Well, Internet, here we are again! Spring semester is officially in full swing, and trust me when I say that the New Year has been anything but easy on the likes of JHU_Allison. After spending the last two weeks putting up a (fantastic!) production of Brighton Beach Memoirs and welcoming a class of brand-new Alpha Phis, I’m looking into the benefits of hibernation. Both are totally blog-worthy in their own right, and stay tuned for the onslaught of Bid Day photos in your future, but in the midst of all of this extra-curricular madness, I may have almost forgotten what I’m actually doing here: going to school.

So this week I vowed to start acting like a tried-and-true Hopkins student. In other words, I walked the walk. For the past four days, I’ve focused on nothing but my schoolwork, consciously trying out those mythical study habits I’ve never had, or made, the time for until now: painstakingly annotating novels, going over lecture notes before bed, re-reading an assigned text over and over until I know it back to front. I’ll be honest; it feels kind of empowering to know I’m impersonating the most studious version of myself when I walk into class every morning. And though I’m realistic when it comes to the sustainability of some of these habits (life is seriously picking back up again in T-minus seven days), my week of perfect student-hood has given me a fresh dose of good ole perspective. Despite my rocky start to this semester’s hefty workload, my classes are ridiculously awesome, and I’m glad I get to realize that now, before any more of my time or energy is wasted on negativity. In fact, this may be, dare I say it, my best semester yet. So instead of throwing together a hasty summary of my courses halfway through the semester like a total spaz, I’m giving credit where credit is due in a timely manner. Color me reformed.

 

Nineteenth Century British Novel

 Don’t you just love a straightforward course title? I’ll admit I was a little nervous going into this one – those nineteenth-century novels aren’t exactly what you’d call “light reading,” and I’ve had nightmares about 250-page evenings since day one. But, with the help of a little JHU_Allison 2.0 time management, the chapters have been flying by. And with classics like Great Expectations, Jane Eyre, and Pride and Prejudice on the syllabus, I’m not sure I’d mind a full day spent with the likes of Rochester or Darcy. I’ll be well-read in no time!

Aren't these nineteenth-century British heroines stunning? Take down the patriarchy, ladies!

Aren’t these nineteenth-century British heroines stunning? Take down the patriarchy, ladies!

 

Shakespeare

I know what you’re thinking: Another lit class? Are you trying to die? To that, my clever response shall be: Only from happiness at the sheer amount of genius my professor throws at us during class! (Boooooo.) In all seriousness, Professor Drew Daniel is the king of all that is brilliant and Shakespearean, and I fight the impulse to applaud after every lecture.
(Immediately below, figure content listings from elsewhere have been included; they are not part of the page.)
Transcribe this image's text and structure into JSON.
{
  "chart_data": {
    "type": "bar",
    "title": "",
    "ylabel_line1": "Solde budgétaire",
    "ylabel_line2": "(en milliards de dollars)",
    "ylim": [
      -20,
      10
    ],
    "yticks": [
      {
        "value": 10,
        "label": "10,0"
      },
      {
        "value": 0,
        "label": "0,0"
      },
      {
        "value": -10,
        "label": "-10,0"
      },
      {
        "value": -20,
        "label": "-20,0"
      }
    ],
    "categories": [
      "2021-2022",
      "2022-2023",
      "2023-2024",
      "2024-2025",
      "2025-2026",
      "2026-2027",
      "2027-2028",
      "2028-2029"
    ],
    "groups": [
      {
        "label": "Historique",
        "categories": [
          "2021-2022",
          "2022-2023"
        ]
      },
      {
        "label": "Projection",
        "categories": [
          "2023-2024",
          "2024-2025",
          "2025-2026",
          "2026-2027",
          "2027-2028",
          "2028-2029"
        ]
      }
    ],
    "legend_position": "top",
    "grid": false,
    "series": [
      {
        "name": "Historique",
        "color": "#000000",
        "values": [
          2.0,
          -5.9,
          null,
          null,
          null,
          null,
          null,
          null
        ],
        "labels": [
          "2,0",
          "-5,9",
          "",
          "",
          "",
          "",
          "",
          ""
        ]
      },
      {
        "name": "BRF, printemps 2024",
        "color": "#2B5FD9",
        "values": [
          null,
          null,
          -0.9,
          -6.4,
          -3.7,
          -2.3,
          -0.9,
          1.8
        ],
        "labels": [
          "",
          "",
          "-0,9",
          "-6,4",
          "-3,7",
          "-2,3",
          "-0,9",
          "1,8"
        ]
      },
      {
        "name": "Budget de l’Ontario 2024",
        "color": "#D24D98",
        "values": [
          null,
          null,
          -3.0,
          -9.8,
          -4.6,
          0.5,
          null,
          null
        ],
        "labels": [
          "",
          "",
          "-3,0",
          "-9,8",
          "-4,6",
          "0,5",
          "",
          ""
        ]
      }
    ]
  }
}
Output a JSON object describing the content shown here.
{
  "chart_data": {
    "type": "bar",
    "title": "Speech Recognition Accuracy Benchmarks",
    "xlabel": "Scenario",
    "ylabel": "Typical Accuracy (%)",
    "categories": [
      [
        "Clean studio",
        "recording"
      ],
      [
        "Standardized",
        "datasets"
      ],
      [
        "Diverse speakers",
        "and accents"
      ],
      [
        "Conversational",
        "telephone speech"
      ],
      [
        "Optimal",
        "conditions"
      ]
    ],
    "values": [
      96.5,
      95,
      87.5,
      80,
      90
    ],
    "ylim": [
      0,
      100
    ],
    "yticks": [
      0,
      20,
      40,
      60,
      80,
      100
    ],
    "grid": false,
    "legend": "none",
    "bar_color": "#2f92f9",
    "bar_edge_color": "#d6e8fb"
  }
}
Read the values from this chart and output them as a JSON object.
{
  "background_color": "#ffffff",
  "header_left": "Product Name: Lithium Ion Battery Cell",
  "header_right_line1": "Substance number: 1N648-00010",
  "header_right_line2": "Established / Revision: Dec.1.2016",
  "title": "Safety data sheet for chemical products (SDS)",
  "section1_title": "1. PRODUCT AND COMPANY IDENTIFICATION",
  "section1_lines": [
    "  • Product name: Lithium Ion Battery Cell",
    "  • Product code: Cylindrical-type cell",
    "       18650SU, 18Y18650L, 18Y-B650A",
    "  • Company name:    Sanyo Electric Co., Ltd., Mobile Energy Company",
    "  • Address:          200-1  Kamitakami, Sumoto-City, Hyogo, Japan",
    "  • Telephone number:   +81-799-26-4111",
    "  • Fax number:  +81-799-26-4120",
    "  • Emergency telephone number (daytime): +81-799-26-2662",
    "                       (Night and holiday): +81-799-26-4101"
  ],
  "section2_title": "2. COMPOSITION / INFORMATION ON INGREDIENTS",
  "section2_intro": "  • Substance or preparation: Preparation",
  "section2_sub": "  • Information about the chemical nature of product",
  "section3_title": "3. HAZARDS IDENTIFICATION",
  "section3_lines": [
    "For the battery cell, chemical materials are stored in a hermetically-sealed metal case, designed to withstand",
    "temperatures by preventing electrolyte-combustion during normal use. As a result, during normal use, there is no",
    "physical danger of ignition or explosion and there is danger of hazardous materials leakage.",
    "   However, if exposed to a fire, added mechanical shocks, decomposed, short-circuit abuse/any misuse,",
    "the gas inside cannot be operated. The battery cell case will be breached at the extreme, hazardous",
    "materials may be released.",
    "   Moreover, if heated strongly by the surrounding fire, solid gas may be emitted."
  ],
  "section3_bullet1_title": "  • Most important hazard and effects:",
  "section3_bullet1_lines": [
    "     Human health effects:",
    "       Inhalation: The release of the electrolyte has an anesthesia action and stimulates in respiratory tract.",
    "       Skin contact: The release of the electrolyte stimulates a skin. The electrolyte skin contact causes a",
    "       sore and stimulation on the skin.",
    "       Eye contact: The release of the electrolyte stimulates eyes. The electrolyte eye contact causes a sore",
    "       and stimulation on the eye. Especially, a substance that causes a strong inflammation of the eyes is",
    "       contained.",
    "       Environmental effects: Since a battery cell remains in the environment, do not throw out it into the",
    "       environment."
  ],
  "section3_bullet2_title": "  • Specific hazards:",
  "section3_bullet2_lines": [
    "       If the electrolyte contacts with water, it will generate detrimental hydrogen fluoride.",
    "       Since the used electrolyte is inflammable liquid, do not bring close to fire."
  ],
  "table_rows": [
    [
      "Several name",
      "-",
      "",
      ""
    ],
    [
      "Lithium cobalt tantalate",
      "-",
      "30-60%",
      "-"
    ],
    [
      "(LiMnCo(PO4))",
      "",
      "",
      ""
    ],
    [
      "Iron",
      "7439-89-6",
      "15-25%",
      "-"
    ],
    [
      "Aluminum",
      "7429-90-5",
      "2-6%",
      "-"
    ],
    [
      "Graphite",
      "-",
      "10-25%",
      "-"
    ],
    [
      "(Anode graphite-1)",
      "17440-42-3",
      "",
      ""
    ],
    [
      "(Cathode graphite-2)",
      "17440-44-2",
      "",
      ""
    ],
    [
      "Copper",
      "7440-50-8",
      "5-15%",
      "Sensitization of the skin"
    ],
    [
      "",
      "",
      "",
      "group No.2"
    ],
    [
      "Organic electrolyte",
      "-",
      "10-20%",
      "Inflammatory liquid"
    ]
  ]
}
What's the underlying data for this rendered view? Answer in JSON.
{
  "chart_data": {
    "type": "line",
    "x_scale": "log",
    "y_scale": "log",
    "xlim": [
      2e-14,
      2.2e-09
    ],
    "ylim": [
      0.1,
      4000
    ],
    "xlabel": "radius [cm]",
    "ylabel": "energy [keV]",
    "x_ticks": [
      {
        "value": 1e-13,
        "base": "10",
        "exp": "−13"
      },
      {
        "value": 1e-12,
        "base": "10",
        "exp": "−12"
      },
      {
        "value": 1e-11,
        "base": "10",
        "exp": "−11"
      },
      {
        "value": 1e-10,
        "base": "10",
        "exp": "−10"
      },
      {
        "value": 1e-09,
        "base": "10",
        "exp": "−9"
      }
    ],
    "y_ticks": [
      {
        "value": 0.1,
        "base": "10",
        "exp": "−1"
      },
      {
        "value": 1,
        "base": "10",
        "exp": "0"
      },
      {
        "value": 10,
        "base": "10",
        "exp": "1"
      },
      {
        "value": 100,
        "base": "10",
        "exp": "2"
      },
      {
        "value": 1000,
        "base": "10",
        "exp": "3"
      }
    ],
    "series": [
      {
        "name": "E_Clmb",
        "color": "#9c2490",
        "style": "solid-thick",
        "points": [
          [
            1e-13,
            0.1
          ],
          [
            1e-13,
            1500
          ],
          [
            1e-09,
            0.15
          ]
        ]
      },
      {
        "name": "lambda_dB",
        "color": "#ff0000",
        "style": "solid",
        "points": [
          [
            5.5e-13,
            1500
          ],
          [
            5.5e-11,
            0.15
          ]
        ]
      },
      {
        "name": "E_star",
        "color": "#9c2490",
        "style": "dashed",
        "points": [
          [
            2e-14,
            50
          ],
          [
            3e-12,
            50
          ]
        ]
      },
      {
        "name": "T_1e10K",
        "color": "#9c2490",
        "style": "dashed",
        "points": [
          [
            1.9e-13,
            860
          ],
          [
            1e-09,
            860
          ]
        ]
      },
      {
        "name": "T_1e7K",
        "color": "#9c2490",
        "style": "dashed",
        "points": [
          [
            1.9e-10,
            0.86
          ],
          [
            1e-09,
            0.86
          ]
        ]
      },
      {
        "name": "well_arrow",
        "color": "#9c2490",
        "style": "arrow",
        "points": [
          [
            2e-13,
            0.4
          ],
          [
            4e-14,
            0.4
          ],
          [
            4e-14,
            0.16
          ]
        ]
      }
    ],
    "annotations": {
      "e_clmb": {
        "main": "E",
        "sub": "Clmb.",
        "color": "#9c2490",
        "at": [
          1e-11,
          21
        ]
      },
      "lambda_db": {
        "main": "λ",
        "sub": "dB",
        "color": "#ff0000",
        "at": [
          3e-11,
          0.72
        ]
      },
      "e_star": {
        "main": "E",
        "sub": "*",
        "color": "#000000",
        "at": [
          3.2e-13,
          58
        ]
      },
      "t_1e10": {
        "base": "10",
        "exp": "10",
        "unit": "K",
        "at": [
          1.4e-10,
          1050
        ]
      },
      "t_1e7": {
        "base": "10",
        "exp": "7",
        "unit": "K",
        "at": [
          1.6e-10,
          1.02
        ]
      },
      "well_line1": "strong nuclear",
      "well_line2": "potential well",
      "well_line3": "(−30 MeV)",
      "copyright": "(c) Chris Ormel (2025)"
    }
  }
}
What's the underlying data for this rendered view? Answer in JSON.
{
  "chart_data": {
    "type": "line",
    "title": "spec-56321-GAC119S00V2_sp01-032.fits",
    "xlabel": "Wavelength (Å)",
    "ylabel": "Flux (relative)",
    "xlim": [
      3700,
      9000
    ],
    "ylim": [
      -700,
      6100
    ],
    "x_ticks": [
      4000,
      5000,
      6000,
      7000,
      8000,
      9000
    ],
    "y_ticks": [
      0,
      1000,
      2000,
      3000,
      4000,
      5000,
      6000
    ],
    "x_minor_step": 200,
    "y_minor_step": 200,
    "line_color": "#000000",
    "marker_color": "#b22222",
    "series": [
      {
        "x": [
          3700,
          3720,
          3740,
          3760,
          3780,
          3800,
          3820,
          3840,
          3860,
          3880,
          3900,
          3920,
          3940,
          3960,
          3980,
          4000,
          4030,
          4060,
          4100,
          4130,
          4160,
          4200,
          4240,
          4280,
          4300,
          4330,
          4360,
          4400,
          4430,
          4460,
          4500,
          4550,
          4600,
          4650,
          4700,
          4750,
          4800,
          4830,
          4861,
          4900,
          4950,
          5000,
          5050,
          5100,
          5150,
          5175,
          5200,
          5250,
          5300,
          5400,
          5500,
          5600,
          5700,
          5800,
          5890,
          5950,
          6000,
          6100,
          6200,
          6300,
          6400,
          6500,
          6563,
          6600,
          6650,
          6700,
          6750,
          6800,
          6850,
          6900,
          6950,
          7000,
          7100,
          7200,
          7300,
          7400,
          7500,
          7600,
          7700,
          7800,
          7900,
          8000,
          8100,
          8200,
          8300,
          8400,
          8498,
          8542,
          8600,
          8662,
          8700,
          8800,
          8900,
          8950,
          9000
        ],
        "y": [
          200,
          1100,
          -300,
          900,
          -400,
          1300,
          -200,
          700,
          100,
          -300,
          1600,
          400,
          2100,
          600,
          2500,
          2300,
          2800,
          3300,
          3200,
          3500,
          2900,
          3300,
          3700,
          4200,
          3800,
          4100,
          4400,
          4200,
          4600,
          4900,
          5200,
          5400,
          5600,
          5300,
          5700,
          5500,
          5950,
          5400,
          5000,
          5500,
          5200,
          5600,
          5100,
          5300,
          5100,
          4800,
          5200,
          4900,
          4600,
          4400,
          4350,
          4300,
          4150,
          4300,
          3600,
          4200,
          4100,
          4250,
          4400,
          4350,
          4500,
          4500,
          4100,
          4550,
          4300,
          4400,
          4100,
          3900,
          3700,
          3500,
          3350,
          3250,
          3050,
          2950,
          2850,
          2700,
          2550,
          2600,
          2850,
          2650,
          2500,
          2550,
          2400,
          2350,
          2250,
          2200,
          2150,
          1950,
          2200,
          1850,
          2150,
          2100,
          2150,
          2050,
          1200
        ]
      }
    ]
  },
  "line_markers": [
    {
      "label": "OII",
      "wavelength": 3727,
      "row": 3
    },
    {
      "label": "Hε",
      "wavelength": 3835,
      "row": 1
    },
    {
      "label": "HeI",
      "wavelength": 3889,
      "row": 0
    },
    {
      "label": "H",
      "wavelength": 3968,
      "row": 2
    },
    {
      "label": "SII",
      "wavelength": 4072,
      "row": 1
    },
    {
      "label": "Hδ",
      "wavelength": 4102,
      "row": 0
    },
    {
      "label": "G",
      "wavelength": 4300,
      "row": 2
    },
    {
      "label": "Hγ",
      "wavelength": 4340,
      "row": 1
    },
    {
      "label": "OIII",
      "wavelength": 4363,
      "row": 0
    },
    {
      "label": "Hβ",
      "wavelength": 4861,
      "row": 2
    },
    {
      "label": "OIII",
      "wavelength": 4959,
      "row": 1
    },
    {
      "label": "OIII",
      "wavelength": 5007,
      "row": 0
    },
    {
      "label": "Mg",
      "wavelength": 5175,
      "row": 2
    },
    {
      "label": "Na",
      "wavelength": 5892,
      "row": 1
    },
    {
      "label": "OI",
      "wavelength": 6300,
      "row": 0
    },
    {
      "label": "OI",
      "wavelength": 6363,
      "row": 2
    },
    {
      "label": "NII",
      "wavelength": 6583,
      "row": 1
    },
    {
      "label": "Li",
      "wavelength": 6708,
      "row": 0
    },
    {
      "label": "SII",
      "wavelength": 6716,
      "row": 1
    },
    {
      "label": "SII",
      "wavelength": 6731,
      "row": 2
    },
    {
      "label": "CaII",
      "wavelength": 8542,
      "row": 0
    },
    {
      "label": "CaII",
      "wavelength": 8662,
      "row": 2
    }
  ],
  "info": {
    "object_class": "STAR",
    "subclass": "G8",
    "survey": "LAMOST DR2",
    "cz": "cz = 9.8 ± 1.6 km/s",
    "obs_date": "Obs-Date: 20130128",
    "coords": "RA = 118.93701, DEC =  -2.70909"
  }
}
My plan for the next two years is to search his name on ISIS each semester and just register indiscriminately. I’d follow him to the hard sciences – he’s THAT good.

 

Intermediate Fiction: The Scene

Remember my Intro to Fiction professor from last semester, the one who simultaneously made me the best writer I’ve ever been and kept the whole class in stitches for a full two hours and twenty minutes every Tuesday? Well he’s back and better than ever! When I found out that Glenn Blake was teaching a semester of Intermediate Fiction, registering was a no-brainer. That man is a mentor you’ll get once in a lifetime, if you’re lucky, and the genuine respect he has for his students shines through in every workshop. Professors like Glenn make the Writing Seminars department the colossal triumph that it is today.

 

5 books, 1 class

5 books, 1 class

Intro to Poetry Writing

Another incredible Writing Sems class that has me leaping out of my comfort zone every week. Mary Jo Salter teaches this one, and if you haven’t heard of her, that’s no biggie, just open the NORTON ANTHOLOGY OF POETRY. (Yep, she’s kind of a big deal.) I hope to absorb some of her big deal-ness through osmosis. (Gold star for a valiant attempt at science-y terminology?)

Gen and I are just REALLY excited to be in the same poetry class.

Gen and I are just REALLY excited to be in the same poetry class.

 

Professional Communications

My Marketing and Communications Minor’s representation for the semester! Shocker: I love this class too. My professor is hilarious, totally speaks my humanities-chick language, and is teaching me how to be a high-functioning adult in real-world situations. Plus, I get to spend the majority of the semester working on a research proposal that I’m super passionate about, so that’s cool, I guess.

 

tl;dr My schedule is better than yours. Be jealous!